Breast milk can protect babies against food allergies – but only if the mother has consumed the catalyst foods first.
In a mouse-model study published in the Journal of Experimental Medicine, researchers at the Boston Children’s Hospital, US, set out determine whether maternal consumption of allergy-inducing foods such as peanuts and milk resulted in protective antibodies being transferred to babies via breast milk.
The mechanism has been suggested many times before, but results in human studies have been conflicting. A 2001 report in the Journal of the American Medical Association found that peanut protein contained in breast milk was a likely source of “occult exposure” to the allergen, potentially sensitising the infant to an allergenic response the next time peanuts are encountered.
A 2017 study in The Journal of Allergy and Clinical Immunity found (in a small cohort) that the presence of house dust mite allergens in breast milk could sensitise infants to allergic rhinitis and other respiratory illnesses.
And a review published in 2017 in the journal Current Nutrition and Metabolic Care looked at several recent studies and concluded that World Health Organisation guidelines recommending breast feeding “for the prevention of allergies are not supported by the recent study results.”
One of the issues with human studies into the role of breast milk in either boosting or preventing allergies lies in determining the timing of exposure and reaction.
“Whether mothers should eat allergenic foods during pregnancy or avoid them has been controversial,” says Michiko Oyoshi, who led the research.

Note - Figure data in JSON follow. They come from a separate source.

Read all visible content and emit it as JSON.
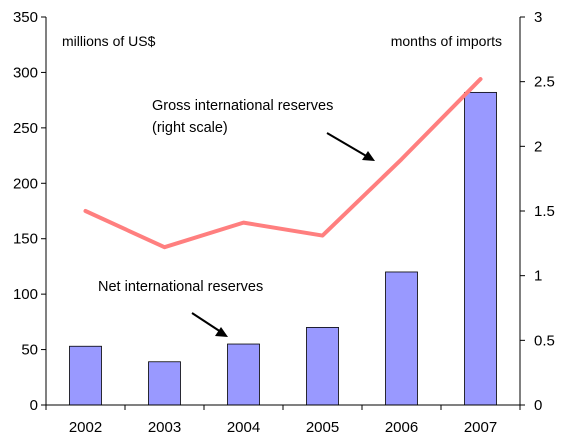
{
  "chart_data": {
    "type": "bar",
    "categories": [
      "2002",
      "2003",
      "2004",
      "2005",
      "2006",
      "2007"
    ],
    "left_axis": {
      "unit_label": "millions of US$",
      "ylim": [
        0,
        350
      ],
      "ticks": [
        "0",
        "50",
        "100",
        "150",
        "200",
        "250",
        "300",
        "350"
      ]
    },
    "right_axis": {
      "unit_label": "months of imports",
      "ylim": [
        0,
        3
      ],
      "ticks": [
        "0",
        "0.5",
        "1",
        "1.5",
        "2",
        "2.5",
        "3"
      ]
    },
    "series": [
      {
        "name": "Net international reserves",
        "type": "bar",
        "axis": "left",
        "color": "#9999ff",
        "values": [
          53,
          39,
          55,
          70,
          120,
          282
        ]
      },
      {
        "name": "Gross international reserves",
        "type": "line",
        "axis": "right",
        "color": "#ff7f7f",
        "values": [
          1.5,
          1.22,
          1.41,
          1.31,
          1.9,
          2.52
        ]
      }
    ],
    "annotations": {
      "gross_line1": "Gross international reserves",
      "gross_line2": "(right scale)",
      "net": "Net international reserves"
    },
    "grid": false,
    "legend": "none"
  }
}
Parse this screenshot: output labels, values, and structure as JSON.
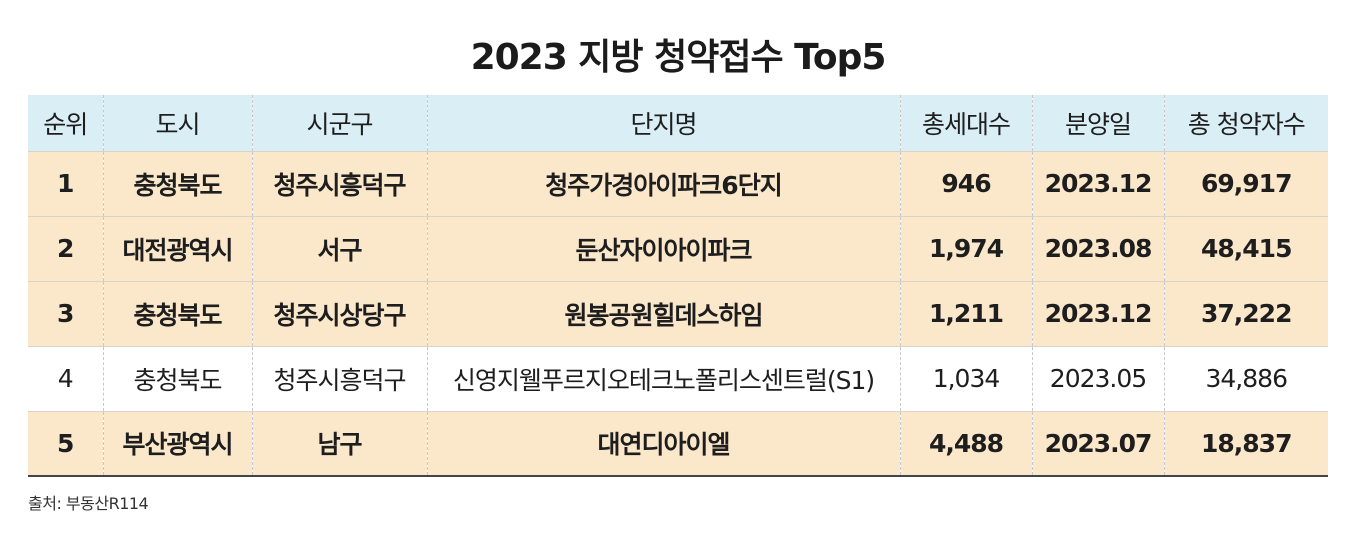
{
  "title": "2023 지방 청약접수 Top5",
  "table": {
    "headers": [
      "순위",
      "도시",
      "시군구",
      "단지명",
      "총세대수",
      "분양일",
      "총 청약자수"
    ],
    "rows": [
      {
        "rank": "1",
        "city": "충청북도",
        "district": "청주시흥덕구",
        "complex": "청주가경아이파크6단지",
        "households": "946",
        "date": "2023.12",
        "applicants": "69,917",
        "highlight": true
      },
      {
        "rank": "2",
        "city": "대전광역시",
        "district": "서구",
        "complex": "둔산자이아이파크",
        "households": "1,974",
        "date": "2023.08",
        "applicants": "48,415",
        "highlight": true
      },
      {
        "rank": "3",
        "city": "충청북도",
        "district": "청주시상당구",
        "complex": "원봉공원힐데스하임",
        "households": "1,211",
        "date": "2023.12",
        "applicants": "37,222",
        "highlight": true
      },
      {
        "rank": "4",
        "city": "충청북도",
        "district": "청주시흥덕구",
        "complex": "신영지웰푸르지오테크노폴리스센트럴(S1)",
        "households": "1,034",
        "date": "2023.05",
        "applicants": "34,886",
        "highlight": false
      },
      {
        "rank": "5",
        "city": "부산광역시",
        "district": "남구",
        "complex": "대연디아이엘",
        "households": "4,488",
        "date": "2023.07",
        "applicants": "18,837",
        "highlight": true
      }
    ]
  },
  "source": "출처: 부동산R114",
  "colors": {
    "header_bg": "#daeef6",
    "highlight_row_bg": "#fbe8cb",
    "plain_row_bg": "#ffffff"
  }
}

“Different studies have found different results, in part because it’s hard in human studies to know when mothers and babies first encountered a specific food. But in a mouse model, we can control exposure to food.”

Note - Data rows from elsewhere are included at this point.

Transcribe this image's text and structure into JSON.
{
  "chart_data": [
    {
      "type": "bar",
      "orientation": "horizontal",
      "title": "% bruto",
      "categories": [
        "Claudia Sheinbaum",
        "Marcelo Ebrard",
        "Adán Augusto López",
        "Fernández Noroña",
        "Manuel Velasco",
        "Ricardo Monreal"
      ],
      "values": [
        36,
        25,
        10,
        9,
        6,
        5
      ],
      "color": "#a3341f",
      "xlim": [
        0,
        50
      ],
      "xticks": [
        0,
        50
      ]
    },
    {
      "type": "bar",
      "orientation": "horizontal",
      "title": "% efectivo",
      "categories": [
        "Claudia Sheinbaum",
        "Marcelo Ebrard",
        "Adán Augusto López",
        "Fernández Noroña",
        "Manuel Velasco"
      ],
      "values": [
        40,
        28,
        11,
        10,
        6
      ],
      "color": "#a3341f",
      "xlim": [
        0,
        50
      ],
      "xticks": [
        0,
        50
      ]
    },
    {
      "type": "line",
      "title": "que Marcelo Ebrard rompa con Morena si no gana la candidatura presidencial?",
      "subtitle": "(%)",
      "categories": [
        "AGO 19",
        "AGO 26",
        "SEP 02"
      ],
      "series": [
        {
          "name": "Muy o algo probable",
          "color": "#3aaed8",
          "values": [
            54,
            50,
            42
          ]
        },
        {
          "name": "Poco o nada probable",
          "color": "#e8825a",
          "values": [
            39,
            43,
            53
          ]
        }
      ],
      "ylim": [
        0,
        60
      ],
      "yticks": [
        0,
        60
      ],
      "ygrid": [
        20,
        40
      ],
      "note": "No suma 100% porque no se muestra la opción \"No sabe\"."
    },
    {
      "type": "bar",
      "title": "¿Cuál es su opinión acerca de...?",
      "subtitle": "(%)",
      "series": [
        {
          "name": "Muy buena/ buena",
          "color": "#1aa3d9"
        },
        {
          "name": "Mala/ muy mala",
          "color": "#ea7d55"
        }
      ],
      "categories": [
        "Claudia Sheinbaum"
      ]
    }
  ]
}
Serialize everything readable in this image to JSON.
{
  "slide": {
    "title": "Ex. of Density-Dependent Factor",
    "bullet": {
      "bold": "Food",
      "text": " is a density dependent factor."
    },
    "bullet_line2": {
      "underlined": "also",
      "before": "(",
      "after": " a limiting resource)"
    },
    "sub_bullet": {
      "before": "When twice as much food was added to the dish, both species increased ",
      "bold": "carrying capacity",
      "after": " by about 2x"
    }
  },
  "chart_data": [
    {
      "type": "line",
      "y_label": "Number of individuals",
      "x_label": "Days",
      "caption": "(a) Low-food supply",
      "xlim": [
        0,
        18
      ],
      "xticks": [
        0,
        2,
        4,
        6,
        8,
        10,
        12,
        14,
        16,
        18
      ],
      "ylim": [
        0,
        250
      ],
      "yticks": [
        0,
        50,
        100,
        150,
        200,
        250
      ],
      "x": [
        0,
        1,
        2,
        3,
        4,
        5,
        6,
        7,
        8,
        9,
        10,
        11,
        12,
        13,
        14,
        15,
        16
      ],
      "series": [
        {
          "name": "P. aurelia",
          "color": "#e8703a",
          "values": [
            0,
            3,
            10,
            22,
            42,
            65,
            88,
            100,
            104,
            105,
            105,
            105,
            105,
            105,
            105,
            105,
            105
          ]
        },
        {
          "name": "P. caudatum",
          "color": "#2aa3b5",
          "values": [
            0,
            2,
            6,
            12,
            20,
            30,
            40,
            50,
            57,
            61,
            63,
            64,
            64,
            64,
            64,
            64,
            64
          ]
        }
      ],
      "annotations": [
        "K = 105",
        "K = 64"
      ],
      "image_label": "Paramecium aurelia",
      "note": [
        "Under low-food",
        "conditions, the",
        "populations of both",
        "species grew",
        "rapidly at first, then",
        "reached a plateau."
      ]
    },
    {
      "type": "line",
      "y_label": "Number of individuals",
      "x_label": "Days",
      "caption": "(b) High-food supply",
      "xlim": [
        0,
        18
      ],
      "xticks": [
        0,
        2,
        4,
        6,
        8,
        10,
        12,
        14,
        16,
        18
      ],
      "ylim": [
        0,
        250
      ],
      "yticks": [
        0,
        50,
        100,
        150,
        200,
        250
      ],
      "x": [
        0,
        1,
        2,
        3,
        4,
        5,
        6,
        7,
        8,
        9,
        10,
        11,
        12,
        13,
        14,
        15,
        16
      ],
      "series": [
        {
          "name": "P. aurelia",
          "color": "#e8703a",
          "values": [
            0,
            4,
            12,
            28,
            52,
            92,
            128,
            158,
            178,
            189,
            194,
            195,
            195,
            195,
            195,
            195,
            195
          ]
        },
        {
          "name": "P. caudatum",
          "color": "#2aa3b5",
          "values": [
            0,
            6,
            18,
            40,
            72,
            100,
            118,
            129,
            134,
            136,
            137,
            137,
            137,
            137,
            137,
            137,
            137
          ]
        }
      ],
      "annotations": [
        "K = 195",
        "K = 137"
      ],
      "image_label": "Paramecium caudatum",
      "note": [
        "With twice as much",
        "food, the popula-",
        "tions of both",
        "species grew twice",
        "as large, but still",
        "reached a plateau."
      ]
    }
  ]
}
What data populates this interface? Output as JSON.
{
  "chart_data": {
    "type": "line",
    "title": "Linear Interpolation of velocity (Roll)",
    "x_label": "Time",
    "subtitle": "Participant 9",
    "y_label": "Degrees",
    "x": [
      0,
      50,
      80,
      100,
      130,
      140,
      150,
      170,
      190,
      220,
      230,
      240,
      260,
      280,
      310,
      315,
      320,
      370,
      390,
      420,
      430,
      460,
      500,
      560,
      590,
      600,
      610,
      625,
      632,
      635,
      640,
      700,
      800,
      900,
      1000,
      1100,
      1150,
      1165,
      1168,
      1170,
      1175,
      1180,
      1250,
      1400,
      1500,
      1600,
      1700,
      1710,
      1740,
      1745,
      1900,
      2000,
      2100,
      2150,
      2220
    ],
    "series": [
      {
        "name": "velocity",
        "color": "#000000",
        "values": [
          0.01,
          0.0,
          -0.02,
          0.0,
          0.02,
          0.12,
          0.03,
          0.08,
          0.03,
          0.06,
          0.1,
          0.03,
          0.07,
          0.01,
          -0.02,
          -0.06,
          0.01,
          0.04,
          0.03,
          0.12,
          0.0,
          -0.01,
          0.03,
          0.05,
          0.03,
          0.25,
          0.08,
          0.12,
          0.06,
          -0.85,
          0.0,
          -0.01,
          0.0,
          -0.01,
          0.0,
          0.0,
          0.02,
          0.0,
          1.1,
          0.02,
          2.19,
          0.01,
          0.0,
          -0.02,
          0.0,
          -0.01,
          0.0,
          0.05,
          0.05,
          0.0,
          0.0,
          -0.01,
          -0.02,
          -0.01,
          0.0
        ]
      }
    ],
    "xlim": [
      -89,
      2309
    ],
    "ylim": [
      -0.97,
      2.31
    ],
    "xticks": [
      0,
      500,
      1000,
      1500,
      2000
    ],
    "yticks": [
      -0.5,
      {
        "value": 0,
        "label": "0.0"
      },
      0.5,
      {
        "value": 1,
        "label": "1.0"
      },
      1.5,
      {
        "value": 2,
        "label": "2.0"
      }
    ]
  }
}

To make their findings, Oyoshi’s team fed pregnant mice allergy-inducing foods. The immune systems of the adult mice produced antibodies – namely, allergen-specific regulatory T immune cells – which were subsequently passed to the infants through breast milk.
The infants were then protected against allergenic reaction to the same foods. They showed no signs of anaphylaxis, nor of other allergy-indicators such as the production of immunoglobulin-E or a type of white blood cell called mast cells.

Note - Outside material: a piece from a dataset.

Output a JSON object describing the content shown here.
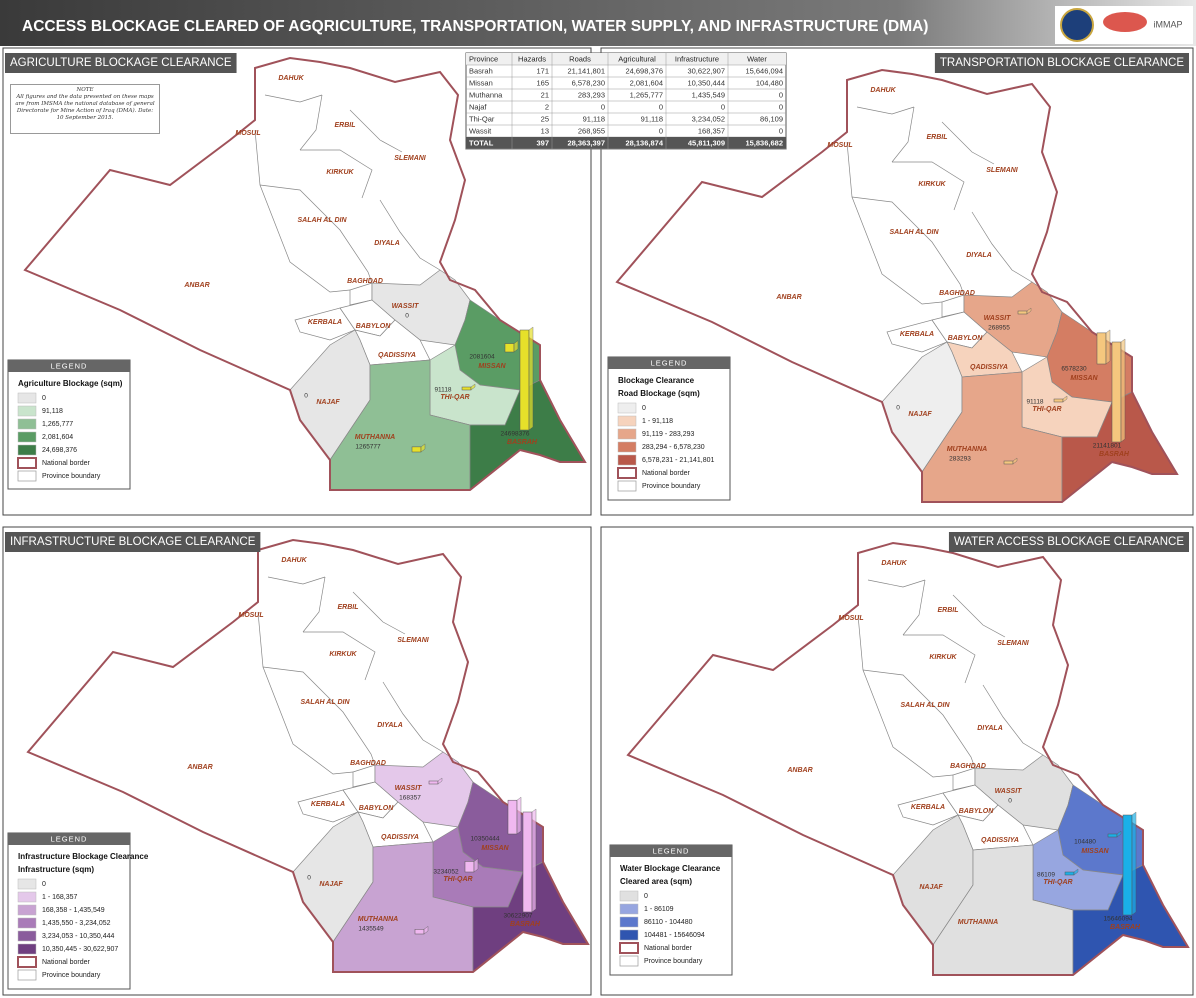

In further tests, the scientists transferred allergy-specific antibodies from female mice that had been exposed to allergens to those that had not. The unexposed mice transferred the antibodies to their young through breast milk, resulting in protection.
In addition, the same experiments were conducted on specially bred mice that have “humanised” immune systems. The same results were observed, suggesting, the scientists say, that the process might work with human mothers and infants as well.
However, they are quick to sound a note of caution, pending human trials.
“Our study does not suggest that mothers’ peanut eating will guarantee a healthy baby,” says Oyoshi.
“Given the complicated interactions between genetic and environmental factors, there is not going to be just one diet or one set of behaviours that will make children allergic or healthy.”